On-tap at Brother Burger and the Marvellous Brew during Good Beer Week 2013.
Pours a slightly red-tinged amber hue, with some very mild hazing. Body is decently weighted. Head forms a just creamy-white solid ring, with some film across the top. Very solid, intricate lacing. Overall, it looks good.
Quite sweet on the nose. Lots of malt, butterscotch and toffee, cut with some green, slightly fruity hops and a little pine fragrance. But really, the sweetness wins out. It's not bad, but very sweet.
Light malt on the front of the palate too, with a slightly balancing stewed orange character. Caramel through the middle, with a crescendo in the hop character that leads to a bitter, spicy, almost hot hop character on the back. Some resiny characters stick through to the aftertaste. Feel is full-bodied and strong.

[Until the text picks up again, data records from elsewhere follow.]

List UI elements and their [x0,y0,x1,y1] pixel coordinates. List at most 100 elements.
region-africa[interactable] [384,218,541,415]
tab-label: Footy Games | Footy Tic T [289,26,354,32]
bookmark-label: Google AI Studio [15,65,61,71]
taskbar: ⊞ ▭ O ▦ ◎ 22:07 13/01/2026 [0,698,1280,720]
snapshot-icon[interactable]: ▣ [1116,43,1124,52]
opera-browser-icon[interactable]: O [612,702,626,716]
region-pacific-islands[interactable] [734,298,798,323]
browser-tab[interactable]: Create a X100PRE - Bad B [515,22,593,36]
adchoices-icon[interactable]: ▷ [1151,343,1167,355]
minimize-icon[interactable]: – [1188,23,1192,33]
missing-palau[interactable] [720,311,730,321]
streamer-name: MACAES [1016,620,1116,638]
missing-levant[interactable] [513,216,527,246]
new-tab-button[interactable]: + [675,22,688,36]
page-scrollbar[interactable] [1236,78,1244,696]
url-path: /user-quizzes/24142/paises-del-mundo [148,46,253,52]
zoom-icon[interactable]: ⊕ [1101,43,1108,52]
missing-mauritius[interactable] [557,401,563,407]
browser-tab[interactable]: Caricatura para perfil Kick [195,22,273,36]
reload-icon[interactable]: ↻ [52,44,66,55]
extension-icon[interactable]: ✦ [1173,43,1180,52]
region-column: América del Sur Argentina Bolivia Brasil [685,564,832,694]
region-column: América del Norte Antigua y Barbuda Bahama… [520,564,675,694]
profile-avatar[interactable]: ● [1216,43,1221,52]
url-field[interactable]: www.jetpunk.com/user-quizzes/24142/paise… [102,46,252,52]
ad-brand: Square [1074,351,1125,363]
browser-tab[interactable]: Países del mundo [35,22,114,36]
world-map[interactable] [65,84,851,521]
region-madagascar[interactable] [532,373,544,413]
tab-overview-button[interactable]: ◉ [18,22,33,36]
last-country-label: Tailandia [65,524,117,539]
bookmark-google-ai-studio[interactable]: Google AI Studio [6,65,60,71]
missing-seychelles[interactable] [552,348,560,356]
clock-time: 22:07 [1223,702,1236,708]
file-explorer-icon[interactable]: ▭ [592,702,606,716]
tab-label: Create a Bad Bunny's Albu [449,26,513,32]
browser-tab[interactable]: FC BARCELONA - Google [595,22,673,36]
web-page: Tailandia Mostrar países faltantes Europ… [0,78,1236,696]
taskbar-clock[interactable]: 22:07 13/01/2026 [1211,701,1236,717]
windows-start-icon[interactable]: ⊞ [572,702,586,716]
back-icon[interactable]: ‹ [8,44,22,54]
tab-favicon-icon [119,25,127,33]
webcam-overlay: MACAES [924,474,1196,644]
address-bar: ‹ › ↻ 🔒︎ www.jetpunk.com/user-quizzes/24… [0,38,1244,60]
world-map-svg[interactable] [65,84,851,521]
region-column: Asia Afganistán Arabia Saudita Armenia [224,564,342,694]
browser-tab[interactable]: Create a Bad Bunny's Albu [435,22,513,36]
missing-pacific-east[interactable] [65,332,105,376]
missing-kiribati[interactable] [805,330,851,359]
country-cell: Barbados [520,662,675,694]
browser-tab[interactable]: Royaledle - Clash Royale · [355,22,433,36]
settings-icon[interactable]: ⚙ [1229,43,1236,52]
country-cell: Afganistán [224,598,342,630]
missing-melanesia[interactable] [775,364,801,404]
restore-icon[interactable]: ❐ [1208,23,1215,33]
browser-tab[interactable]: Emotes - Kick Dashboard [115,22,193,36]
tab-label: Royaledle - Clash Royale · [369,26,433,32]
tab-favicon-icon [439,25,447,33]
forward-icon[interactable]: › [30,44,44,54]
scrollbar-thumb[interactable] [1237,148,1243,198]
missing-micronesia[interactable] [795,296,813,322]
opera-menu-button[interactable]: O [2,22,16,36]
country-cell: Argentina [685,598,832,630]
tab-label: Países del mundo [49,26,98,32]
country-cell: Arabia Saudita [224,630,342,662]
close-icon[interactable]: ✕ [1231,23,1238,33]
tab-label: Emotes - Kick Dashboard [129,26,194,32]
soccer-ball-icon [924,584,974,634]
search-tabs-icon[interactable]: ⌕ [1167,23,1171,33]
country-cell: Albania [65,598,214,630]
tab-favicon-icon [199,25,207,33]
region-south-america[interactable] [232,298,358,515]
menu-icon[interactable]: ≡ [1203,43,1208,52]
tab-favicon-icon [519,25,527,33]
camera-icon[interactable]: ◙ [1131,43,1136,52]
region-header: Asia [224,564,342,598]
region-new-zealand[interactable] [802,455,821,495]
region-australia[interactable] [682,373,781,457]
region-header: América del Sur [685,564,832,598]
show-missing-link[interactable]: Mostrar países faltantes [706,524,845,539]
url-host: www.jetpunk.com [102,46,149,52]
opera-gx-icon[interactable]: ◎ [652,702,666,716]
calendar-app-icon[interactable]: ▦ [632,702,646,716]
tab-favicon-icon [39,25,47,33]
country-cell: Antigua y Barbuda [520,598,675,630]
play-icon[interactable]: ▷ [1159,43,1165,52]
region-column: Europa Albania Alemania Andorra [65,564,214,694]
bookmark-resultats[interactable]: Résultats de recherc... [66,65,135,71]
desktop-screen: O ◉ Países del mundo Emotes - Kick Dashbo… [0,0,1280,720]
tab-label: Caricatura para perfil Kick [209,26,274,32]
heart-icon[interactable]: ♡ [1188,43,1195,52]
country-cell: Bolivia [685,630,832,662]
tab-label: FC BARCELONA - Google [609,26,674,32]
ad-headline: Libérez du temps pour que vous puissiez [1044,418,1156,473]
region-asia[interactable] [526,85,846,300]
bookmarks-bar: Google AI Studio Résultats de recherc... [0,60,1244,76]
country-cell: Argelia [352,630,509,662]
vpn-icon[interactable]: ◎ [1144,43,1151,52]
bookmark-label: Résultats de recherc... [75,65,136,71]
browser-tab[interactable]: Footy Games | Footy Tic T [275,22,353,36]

It's a bit heavy to drink a lot of. The sweetness is a bit heavy and the malt and hops do tend to work against each other somewhat. But there are things to enjoy in it nonetheless.
500mL bottle from The Beer Cellar, NZ, via mulder1010
Ruby mahogany with a somewhat reluctant beige head that dissipates over a couple of minutes to a minimal collar.
Very approachable and clean candied citrus and resinous pine, elevated by that idiosyncratic caramelised nuttiness and baked toffee goodness that sets hoppy Red Ales apart from their ubiquitous IPA counterparts. There's some subtle complexity there too, with mild hints of balsamic and sour cherry.
Flavours are less sweet than I expected. The pine resin character ramps up and combines seamlessly with the deep and refined brandied caramel notes, before the malt backbone slowly makes way for a very crisp spearmint bitterness. Very solid.
Feel is pretty light, however spritely carbonation spreads the bitterness quickly across the palate, which then endures at a moderate level for an unexpectedly long time.
Elegant and unblemished American Red Ale, which I could so easily have rated higher, but being a favourite style of mine I'm wary of my subjective bias.